Shared ReadWrite Directory The shared directory with read-write access enables instructors to upload, modify and manage files within the folder. Instructors can upload datasets here, and it will automatically synced to the corresponding “shared-readonly” directory, providing students with read-only permissions to the added content. The folder will be mounted to /home/jovyan/_shared and will be named based on the course it belongs. Eg: econ148-readwrite

Create a Github Issue if you want shared directories enabled for your course. You need to provide the bcourses id for your course and the DataHub URL so that the shared directories appear on the hub you use with appropriate permissions for the folks enrolled in your course roster in bcourses.

SyncThing

SyncThing is an application that allows users to share their files/folders with their collaborators through a dropox like functionality.
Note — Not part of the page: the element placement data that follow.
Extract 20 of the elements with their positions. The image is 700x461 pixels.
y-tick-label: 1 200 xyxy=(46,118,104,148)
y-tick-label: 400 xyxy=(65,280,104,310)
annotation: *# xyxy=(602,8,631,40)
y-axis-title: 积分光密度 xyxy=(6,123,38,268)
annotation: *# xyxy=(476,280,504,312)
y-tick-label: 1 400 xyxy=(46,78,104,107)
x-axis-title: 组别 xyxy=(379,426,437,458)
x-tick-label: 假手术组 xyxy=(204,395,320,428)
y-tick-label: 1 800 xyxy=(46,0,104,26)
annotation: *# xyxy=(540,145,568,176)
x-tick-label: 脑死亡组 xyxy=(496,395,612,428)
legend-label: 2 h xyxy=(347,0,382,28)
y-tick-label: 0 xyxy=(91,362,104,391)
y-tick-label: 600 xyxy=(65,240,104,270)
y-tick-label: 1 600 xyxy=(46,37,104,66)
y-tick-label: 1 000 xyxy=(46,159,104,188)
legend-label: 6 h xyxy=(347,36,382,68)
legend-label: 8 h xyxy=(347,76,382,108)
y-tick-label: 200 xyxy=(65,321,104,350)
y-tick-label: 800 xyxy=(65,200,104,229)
You can store all your data in the SyncThing folder and share it with your collaborators. They can read data from the application into their Jupyter notebooks. Refer to this documentation that explains the approach to share files via SyncThing.

Outside Hosts

You can store the data on an online host such as Box, Google Drive, or even GitHub. The datascience package contains a [read_table()](http://data8.org/datascience/_autosummary/datascience.tables.Table.read_table.html#datascience.tables.Table.read_table)) function for the [Tables](http://data8.org/datascience/tables.html)) data structure. This function will load the data from a given URL.